I suspect the last one was the major contributing factor as it made such a difference stopping them but I am also fairly sure all those other factors contributed too and it can be really useful to know that. I managed some (e.g. my feelings related to the emotional climate) and some I couldn’t do anything about but I also really got out of the dip through changing my story.
- Changing the story about what it means is so important to healing
Heightened stress and anxiety leads to adrenal/HPA axis imbalance. This results in an imbalance in cortisol and adrenaline which contributes to further anxiety and panic. What then tends to happen is that everything that is experienced as ‘bad’ sparks huge anxiety and this further depletes the adrenals and exacerbates the cycle.

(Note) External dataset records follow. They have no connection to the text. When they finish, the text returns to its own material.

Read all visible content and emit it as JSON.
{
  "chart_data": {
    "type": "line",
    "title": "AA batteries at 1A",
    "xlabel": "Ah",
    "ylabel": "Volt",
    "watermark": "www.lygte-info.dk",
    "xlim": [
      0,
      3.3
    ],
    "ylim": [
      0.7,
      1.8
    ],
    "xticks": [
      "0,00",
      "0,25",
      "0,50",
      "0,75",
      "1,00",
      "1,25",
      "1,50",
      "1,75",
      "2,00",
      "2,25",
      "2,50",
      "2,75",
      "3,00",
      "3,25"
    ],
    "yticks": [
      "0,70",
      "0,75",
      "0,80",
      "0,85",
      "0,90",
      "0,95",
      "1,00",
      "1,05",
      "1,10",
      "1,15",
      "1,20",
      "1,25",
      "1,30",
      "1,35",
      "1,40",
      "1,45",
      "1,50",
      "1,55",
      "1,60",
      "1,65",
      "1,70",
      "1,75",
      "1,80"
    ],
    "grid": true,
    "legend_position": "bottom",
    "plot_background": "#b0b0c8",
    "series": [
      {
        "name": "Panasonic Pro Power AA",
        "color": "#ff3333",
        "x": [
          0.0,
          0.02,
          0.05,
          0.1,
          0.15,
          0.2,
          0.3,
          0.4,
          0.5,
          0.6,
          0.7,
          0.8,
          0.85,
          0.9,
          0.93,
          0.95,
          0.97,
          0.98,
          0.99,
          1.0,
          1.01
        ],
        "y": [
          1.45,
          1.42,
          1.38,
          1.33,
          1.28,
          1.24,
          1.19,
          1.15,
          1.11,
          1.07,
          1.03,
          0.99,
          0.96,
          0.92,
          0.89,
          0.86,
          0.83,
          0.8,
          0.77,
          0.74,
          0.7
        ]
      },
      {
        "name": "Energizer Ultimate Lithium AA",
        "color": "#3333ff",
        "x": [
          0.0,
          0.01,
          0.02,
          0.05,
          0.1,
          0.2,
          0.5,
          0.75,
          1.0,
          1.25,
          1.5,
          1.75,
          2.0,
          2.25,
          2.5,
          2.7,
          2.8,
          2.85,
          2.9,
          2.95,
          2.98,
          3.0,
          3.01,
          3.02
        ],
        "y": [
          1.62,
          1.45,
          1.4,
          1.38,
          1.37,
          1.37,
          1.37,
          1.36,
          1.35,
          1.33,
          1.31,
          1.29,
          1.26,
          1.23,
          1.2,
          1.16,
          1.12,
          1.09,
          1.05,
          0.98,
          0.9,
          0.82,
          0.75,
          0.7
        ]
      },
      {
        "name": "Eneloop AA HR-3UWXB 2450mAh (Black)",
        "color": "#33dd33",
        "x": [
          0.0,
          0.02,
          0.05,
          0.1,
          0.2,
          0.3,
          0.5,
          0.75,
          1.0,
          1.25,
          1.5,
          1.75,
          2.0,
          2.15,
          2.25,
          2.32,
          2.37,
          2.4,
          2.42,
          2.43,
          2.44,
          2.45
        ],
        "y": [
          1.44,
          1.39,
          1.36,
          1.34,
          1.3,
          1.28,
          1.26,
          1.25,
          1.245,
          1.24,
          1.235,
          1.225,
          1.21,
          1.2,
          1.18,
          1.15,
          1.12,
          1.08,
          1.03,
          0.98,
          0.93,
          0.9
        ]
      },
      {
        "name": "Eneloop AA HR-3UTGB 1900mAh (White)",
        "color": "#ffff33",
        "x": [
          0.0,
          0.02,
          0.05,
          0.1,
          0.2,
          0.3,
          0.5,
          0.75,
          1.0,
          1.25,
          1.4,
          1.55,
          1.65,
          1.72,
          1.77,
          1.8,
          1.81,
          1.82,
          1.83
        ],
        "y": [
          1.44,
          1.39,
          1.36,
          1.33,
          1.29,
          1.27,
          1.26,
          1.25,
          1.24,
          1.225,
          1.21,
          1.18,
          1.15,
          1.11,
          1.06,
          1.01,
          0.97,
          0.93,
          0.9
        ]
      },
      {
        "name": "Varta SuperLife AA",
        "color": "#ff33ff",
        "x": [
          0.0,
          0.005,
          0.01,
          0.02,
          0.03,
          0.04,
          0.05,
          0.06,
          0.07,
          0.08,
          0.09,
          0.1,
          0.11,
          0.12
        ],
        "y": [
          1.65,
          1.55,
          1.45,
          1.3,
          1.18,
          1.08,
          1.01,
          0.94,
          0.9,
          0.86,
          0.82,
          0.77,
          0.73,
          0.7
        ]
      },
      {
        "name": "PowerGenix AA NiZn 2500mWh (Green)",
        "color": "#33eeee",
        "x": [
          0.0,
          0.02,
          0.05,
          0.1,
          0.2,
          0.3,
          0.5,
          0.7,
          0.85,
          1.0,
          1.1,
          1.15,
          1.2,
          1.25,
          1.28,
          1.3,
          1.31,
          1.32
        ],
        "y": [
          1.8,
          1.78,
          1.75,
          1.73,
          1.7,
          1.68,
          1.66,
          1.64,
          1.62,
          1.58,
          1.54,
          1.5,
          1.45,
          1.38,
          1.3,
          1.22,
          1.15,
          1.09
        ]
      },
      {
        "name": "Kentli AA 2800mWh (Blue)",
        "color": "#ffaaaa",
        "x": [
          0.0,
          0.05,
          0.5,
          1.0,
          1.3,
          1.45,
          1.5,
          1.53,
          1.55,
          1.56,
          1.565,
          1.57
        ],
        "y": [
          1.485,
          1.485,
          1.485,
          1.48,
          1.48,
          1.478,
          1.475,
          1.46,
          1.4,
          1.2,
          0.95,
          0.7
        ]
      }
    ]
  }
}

Furthermore, if you have crashed before there is a tendency to associate anything that is in any way related to a crash with panic. This can be unconscious or conscious and you can be triggered by feeling dizzy when you have not been or tired when you do not understand why you should be so tired etc.
Our brains automatically need to find a reason why things have happened and this can help quell the anxiety but often we can’t find reasons and are flooded with fear which further feeds the adrenal imbalance and fear cycle. This is accompanied by an obsessive need to make sense of everything that is experienced and to label it as ‘good’ or ‘bad’ with ‘bad’ symptoms resulting in further fear (and through all of this there is lots of wiredness, agitation, doing and needing to be in control to help beat the overwhelm into submission).
But it doesn't have to be like that: Your cells take their cue from your nervous system which is influenced by your perception of the external and internal environment. So, use this to your advantage and explore the story you’re telling yourself. If you interpret your experience in a way that feels more safe your body will not respond with a fight/flight response and fear cycle.
I have already shared the story in my ebook that when I first saw the gift in my experience with my adrenal fatigue it shifted my healing in a big way. I still hold the belief that physical changes are often due to energetic shifts that are part of growth and transformation. I remember reading an integrative doctor’s fascinating views on how childhood illnesses are a vital part of development. The physical symptoms are part of a release and shift and should not be suppressed or resisted as this just makes it worse and fuels anxiety.
Having come out of the other end of my dip and having held a space for the story that “I am undergoing a shift of some sort and this is all happening now for a reason” I can tell you in hindsight that I was given the opportunity to put together all of these thoughts as I’ve shared with you and I truly believe that I was releasing some very old terror and fear that I’ve been holding. Not only am I feeling more energetic and centered now but I feel a sense of calm I have not felt for a long time.
In the past I would have given in to the anxiety, overwhelm and ‘this is bad’ story and then experienced further anxiety, worsened the situation and crashed properly. Instead I have come out feeling I have been given a gift. I hope that you can take something from my shared experience too.
You get to create the meaning of everything that happens. Often, we never even know why but you can choose how to experience and understand even your physical symptoms. Illness, fatigue, other symptoms do not have to mean something terrible. For those prone to anxiety and catastrophising this can be very empowering.
So next time you hit a dip become conscious that you are there and remember that your old stories do not have to be your present day stories. Change the story and look for the gift. I’m fairly sure you’ll be out of that dip in no time.